This morning we see the euro under more pressure; against sterling it is knocking the door of key support at 0.90 or 1.1111 and the euro has also retreated against the USD back to 1.32. Yesterday Ireland unveiled its second budget of the year and as expected announced a large rise in taxes and a cut in spending- will this be the theme for other economies moving forward? With Irelands huge budget deficit the move was warranted and contradicts a move from other economies to increase spending and cut taxes to assist with the economic recovery.

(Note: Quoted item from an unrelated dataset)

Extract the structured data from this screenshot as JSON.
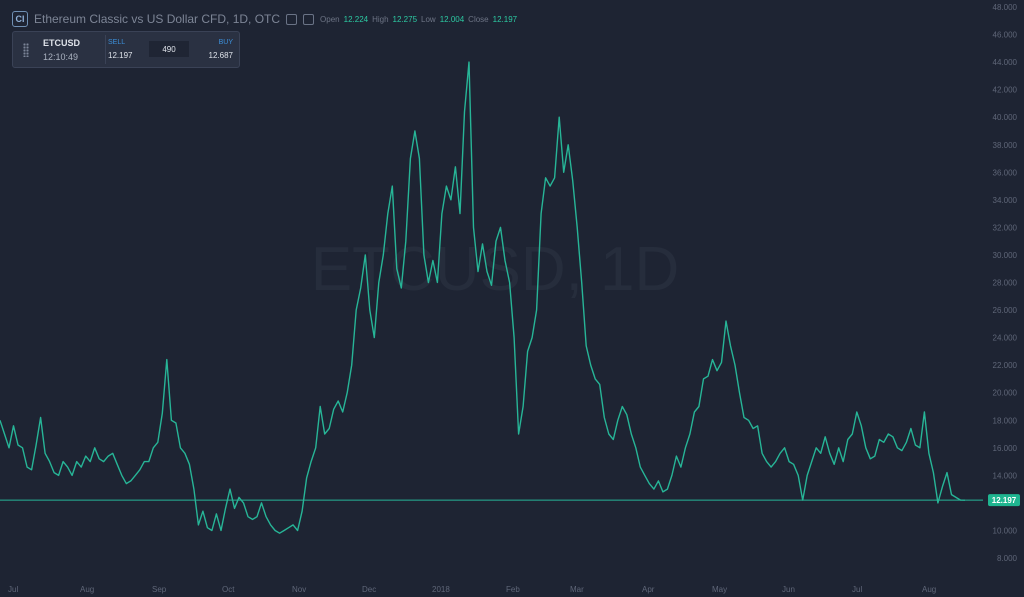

Elsewhere in the euro zone ECB member Juergen Stark noted that it will take some time for market participants and the public to regain confidence in the banking system and it is this lack of confidence that should be feared; he also focused on the problems in Germany which has been severely hit by the waning global demand. Data released earlier from Germany showed the trade surplus unexpectedly widen to €8.9bn from €6.8bn as imports faltered. Key levels for the euro to hold will be EUR/GBP- 0.90, EUR/JPY- 1.30 and EUR/USD- 1.3150, a break in these crosses could lead to more pronounced euro weakness.
Sterling’s new found resilience was underlined by the lack of selling on the release of the Nationwide consumer confidence index early today. A small drop to 41 from 43 was reported for March but expectations of an imminent move back to 1.50 for cable has deterred any profit taking …… so far.
The JPY and USD have made further gains overnight in Asia, with risk aversion very much to the fore as Asian stock markets fell on poor corporate results. There is a lot of caution surrounding the U.S earnings season which has just started, and the release of Alcoa’s worse than expected March quarter loss has only served to heighten that caution. The Yen has strengthened back to 99.65 against the dollar on the fall in equities.